In 1938, my father was a 23-year-old bachelor who was just plumb crazy about harness racing. He was at the Lexington trotting track on a gloomy fall day when Greyhound’s trainer-driver Sep Palin brought his lanky gelding to  the track for a time trial.

A time trial is when a horse’s competition is not other horses but instead the relentless tick-tick-tick of a timer. (In Greyhound’s era it was a stopwatch.) The horse is usually “prompted” by Thoroughbreds that are hitched to carts and run behind the Standardbred to simulate a race and bring out the horse’s competitive juices.

When Greyhound took to the track in 1938,he was already the fastest trotter ever. In 1937, he tied the existing record of 1:56-3/4 and then lowered it to 1:56. On that cloudy fall afternoon, Palin was hoping to coax the ultimate effort from his champion as my father looked on.

Greyhound rose to the challenge. He responded with a mile timed in 1:55-1/4, reinforcing his title as the King of Trotters. He would occupy the throne for 31 years. Other trotters got close to his time, but none could break into the sub-1:55 speed zone.

In the late 1960s, the ascent trotting star was a robust bay named Nevele Pride. He became the fastest 2-year-old trotter and the fastest 3-year-old ever. It seemed that nothing could stop him. His trainer-driver Stanley Dancer knew that there was one important goal for his champion.

In the winter of 1969, Dancer was the guest speaker at the Indiana Trotting & Pacing Horse Association banquet.  He pledged to the Hoosier horsemen that he would bring Nevele Pride to the Indiana State Fair in late August and that Nevele Pride would record a 1:54.3 mile in a time trial.

The hardened Hoosier horsemen were shocked. They were wise enough to know that not even a great horseman like Dancer could predict a horse’s time six months in advance. Too many things can go wrong. The horse might get sick or sore. Rain might ruin the racing surface. It was plumb foolishness to make such a brazen prediction.

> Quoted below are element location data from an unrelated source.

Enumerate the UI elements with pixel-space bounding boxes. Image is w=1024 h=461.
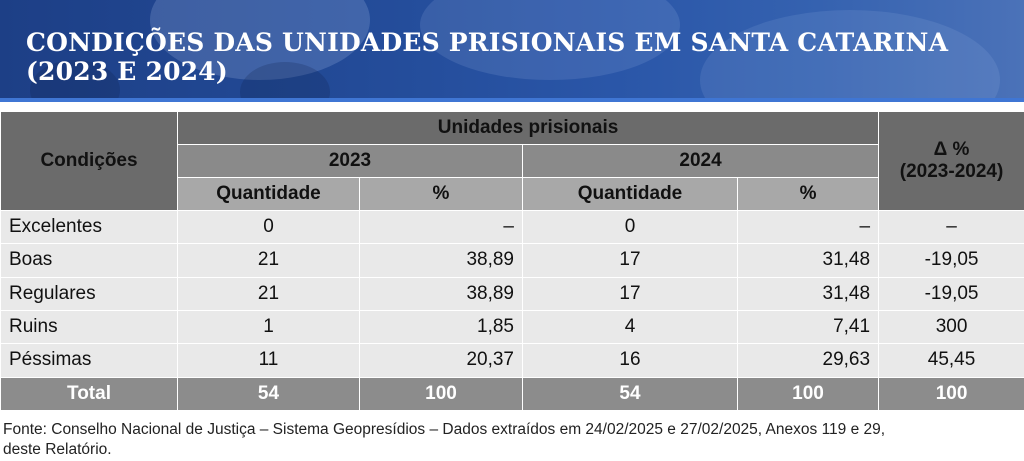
header-delta-line-1: Δ % [933,139,970,160]
total-percent-2023: 100 [359,376,523,412]
source-line-1: Fonte: Conselho Nacional de Justiça – Si… [3,421,886,438]
source-line-2: deste Relatório. [3,441,112,458]
cell-percent-2024: – [736,209,880,245]
source-note: Fonte: Conselho Nacional de Justiça – Si… [3,420,1023,460]
header-quantidade-2023: Quantidade [177,177,360,211]
cell-percent-2023: 38,89 [359,243,523,278]
header-year-2024: 2024 [521,144,880,178]
cell-quantidade-2023: 21 [177,243,360,278]
header-percent-2023: % [359,177,523,211]
row-label: Boas [0,243,178,278]
cell-percent-2023: 1,85 [359,309,523,345]
header-delta-line-2: (2023-2024) [899,161,1004,182]
cell-percent-2024: 31,48 [736,243,880,278]
cell-quantidade-2024: 17 [522,243,738,278]
cell-quantidade-2023: 1 [177,309,360,345]
cell-quantidade-2023: 0 [177,209,360,245]
cell-quantidade-2023: 11 [177,343,360,378]
cell-percent-2023: 38,89 [359,276,523,311]
title-line-1: CONDIÇÕES DAS UNIDADES PRISIONAIS EM SAN… [26,28,949,57]
header-condicoes: Condições [0,111,178,211]
total-delta: 100 [878,376,1024,412]
header-delta: Δ % (2023-2024) [878,111,1024,211]
table-row: Boas 21 38,89 17 31,48 -19,05 [0,243,1024,278]
header-quantidade-2024: Quantidade [522,177,738,211]
row-label: Ruins [0,309,178,345]
total-label: Total [0,376,178,412]
cell-percent-2023: – [359,209,523,245]
cell-percent-2024: 29,63 [736,343,880,378]
conditions-table: Condições Unidades prisionais Δ % (2023-… [0,111,1024,412]
banner-stripe [0,98,1024,102]
cell-quantidade-2024: 0 [522,209,738,245]
cell-percent-2023: 20,37 [359,343,523,378]
cell-quantidade-2023: 21 [177,276,360,311]
header-year-2023: 2023 [177,144,523,178]
table-row: Péssimas 11 20,37 16 29,63 45,45 [0,343,1024,378]
header-banner: CONDIÇÕES DAS UNIDADES PRISIONAIS EM SAN… [0,0,1024,102]
row-label: Excelentes [0,209,178,245]
total-quantidade-2024: 54 [522,376,738,412]
cell-percent-2024: 31,48 [736,276,880,311]
table-row: Regulares 21 38,89 17 31,48 -19,05 [0,276,1024,311]
title-line-2: (2023 E 2024) [26,57,228,86]
row-label: Regulares [0,276,178,311]
cell-quantidade-2024: 16 [522,343,738,378]
cell-delta: -19,05 [878,276,1024,311]
row-label: Péssimas [0,343,178,378]
cell-quantidade-2024: 17 [522,276,738,311]
page-title: CONDIÇÕES DAS UNIDADES PRISIONAIS EM SAN… [26,28,1006,86]
cell-percent-2024: 7,41 [736,309,880,345]
cell-quantidade-2024: 4 [522,309,738,345]
table-row: Excelentes 0 – 0 – – [0,209,1024,245]
banner-decoration [240,62,330,102]
cell-delta: – [878,209,1024,245]
total-percent-2024: 100 [736,376,880,412]
table-row: Ruins 1 1,85 4 7,41 300 [0,309,1024,345]
header-percent-2024: % [736,177,880,211]
cell-delta: 300 [878,309,1024,345]
total-quantidade-2023: 54 [177,376,360,412]
header-unidades-prisionais: Unidades prisionais [176,111,880,145]
cell-delta: -19,05 [878,243,1024,278]
banner-decoration [30,60,120,102]
table-total-row: Total 54 100 54 100 100 [0,376,1024,412]
cell-delta: 45,45 [878,343,1024,378]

Yet it was an uncannily accurate prediction, too. Six months later, I was a college student taking care of horses in the summer, and I stood trackside at the Indiana State Fair and watched Nevele Pride break the record my father had seen set 31 years earlier. His time was 1:54.4, just one tick off Dancer’s prediction.

Once Nevele Pride broke the 1:55 barrier, the next giant step forward would be 1:50. In 1969, horsemen realistically said that was far into the future.

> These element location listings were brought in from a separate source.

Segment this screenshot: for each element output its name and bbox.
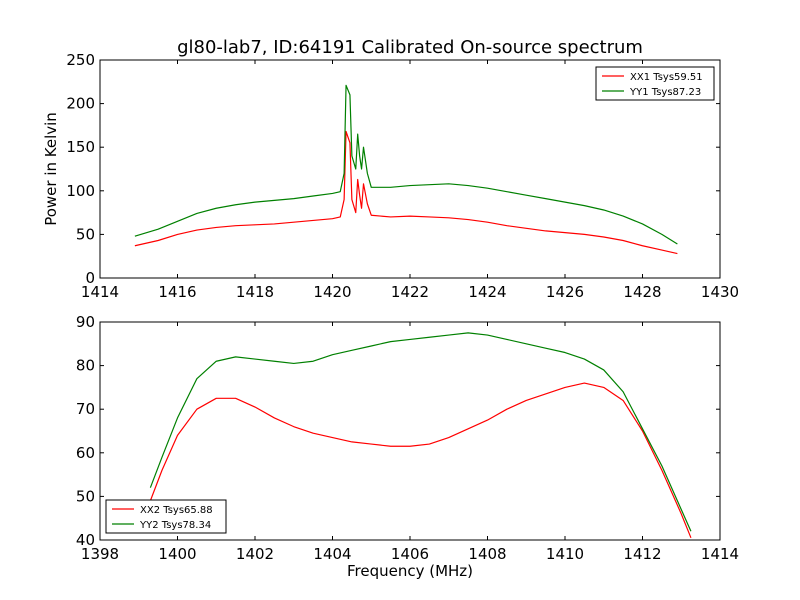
legend-box (595, 66, 715, 101)
y-tick-label: 40 (76, 531, 95, 549)
legend: XX1 Tsys59.51 YY1 Tsys87.23 (595, 66, 715, 101)
x-tick-label: 1418 (236, 283, 274, 301)
x-tick-label: 1416 (158, 283, 196, 301)
legend-label: XX1 Tsys59.51 (630, 72, 703, 83)
x-tick-label: 1422 (391, 283, 429, 301)
series-line-2-1 (149, 382, 692, 539)
chart-title: gl80-lab7, ID:64191 Calibrated On-source… (177, 37, 643, 58)
x-tick-label: 1414 (81, 283, 119, 301)
x-tick-label: 1410 (546, 545, 584, 563)
x-tick-label: 1420 (313, 283, 351, 301)
y-tick-label: 200 (66, 95, 95, 113)
lower-panel: 1398 1400 1402 1404 1406 1408 1410 1412 1414 40 50… (76, 313, 739, 580)
legend-label: XX2 Tsys65.88 (140, 505, 213, 516)
y-axis-label: Power in Kelvin (42, 112, 60, 226)
x-tick-label: 1428 (623, 283, 661, 301)
y-tick-label: 250 (66, 51, 95, 69)
y-tick-label: 70 (76, 400, 95, 418)
x-tick-label: 1404 (313, 545, 351, 563)
legend: XX2 Tsys65.88 YY2 Tsys78.34 (105, 499, 227, 534)
y-tick-label: 90 (76, 313, 95, 331)
x-tick-label: 1398 (81, 545, 119, 563)
x-tick-label: 1412 (623, 545, 661, 563)
y-tick-label: 100 (66, 182, 95, 200)
legend-label: YY1 Tsys87.23 (629, 87, 701, 98)
upper-panel: 1414 1416 1418 1420 1422 1424 1426 1428 1430 0 50 1… (42, 51, 739, 301)
y-tick-label: 80 (76, 357, 95, 375)
y-tick-label: 0 (85, 269, 95, 287)
x-tick-label: 1426 (546, 283, 584, 301)
y-tick-label: 50 (76, 487, 95, 505)
series-line-1-1 (134, 130, 678, 255)
y-tick-label: 50 (76, 225, 95, 243)
legend-box (105, 499, 227, 534)
series-line-2-2 (149, 332, 692, 532)
series-line-1-2 (134, 84, 678, 245)
legend-label: YY2 Tsys78.34 (139, 520, 211, 531)
y-tick-label: 60 (76, 444, 95, 462)
x-tick-label: 1408 (468, 545, 506, 563)
x-tick-label: 1414 (701, 545, 739, 563)
x-tick-label: 1424 (468, 283, 506, 301)
x-tick-label: 1400 (158, 545, 196, 563)
x-tick-label: 1402 (236, 545, 274, 563)
x-tick-label: 1406 (391, 545, 429, 563)
y-tick-label: 150 (66, 138, 95, 156)
x-axis-label: Frequency (MHz) (347, 562, 473, 580)
x-tick-label: 1430 (701, 283, 739, 301)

No horse would trot faster than Nevele Pride for the next 13 years. Then the speed reductions came with rapid regularity as the modern trotter became a much faster and more athletic animal. There were fleet-footed horses such as Arndon, Prakas, Mack Lobell and Pine Chip.

In 2007, Hall of Fame horseman Berndt Lindstedt of Sweden and I were the keynote speakers at a European Trotting Symposium which carried the theme “Two Seconds Faster.” We were asked to address if we thought the modern trotter had two more second of speed in the gas tank.

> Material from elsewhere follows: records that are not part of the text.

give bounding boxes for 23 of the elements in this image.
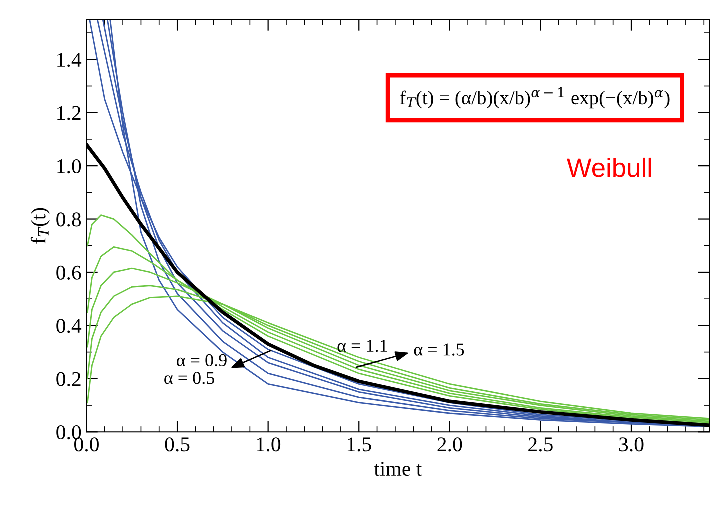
x-tick-label: 1.5	[348, 438, 372, 452]
y-tick-label: 0.4	[56, 319, 82, 334]
y-tick-label: 0.0	[56, 426, 82, 440]
x-tick-label: 2.5	[528, 438, 553, 452]
y-tick-label: 1.2	[58, 106, 81, 120]
annotation: α = 1.5	[414, 344, 464, 356]
y-tick-label: 0.2	[56, 372, 81, 386]
x-axis-title: time t	[374, 462, 422, 476]
y-tick-label: 0.6	[56, 266, 82, 280]
y-axis-title: f$_{T}$(t)	[30, 208, 50, 244]
y-tick-label: 1.0	[58, 159, 82, 174]
annotation: α = 0.9	[177, 354, 227, 367]
x-tick-label: 0.5	[165, 438, 190, 452]
x-tick-label: 2.0	[438, 438, 462, 452]
y-tick-label: 0.8	[56, 212, 82, 227]
annotation: α = 0.5	[164, 372, 214, 384]
y-tick-label: 1.4	[58, 53, 82, 68]
x-tick-label: 0.0	[74, 438, 99, 452]
annotation: Weibull	[567, 158, 652, 178]
x-tick-label: 3.0	[619, 438, 644, 452]
annotation: α = 1.1	[338, 340, 388, 352]
annotation: f$_{T}$(t) = (α/b)(x/b)$^{α−1}$ exp(−(x/b)$^{α}$)	[400, 87, 670, 109]
x-tick-label: 1.0	[257, 438, 281, 452]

I came down strongly on the affirmative side of the question. A man in the audience rose and said, “But that’s not possible, Mr. Hoffman. How can horses possibly go faster than they are today. I just don’t believe it is possible.”

I replied, “Every person who has said that in the last 150 years has been wrong.”

It’s hard to believe that Nevele Pride’s epic time would place him almost 30 lengths behind Sebastian K, a testament to the incomprehensible improvement in the modern trotter.

And don’t be surprised if Sebastian K is thinking, “I’m not done yet.”

It’s going to be a sizzling summer at harness tracks.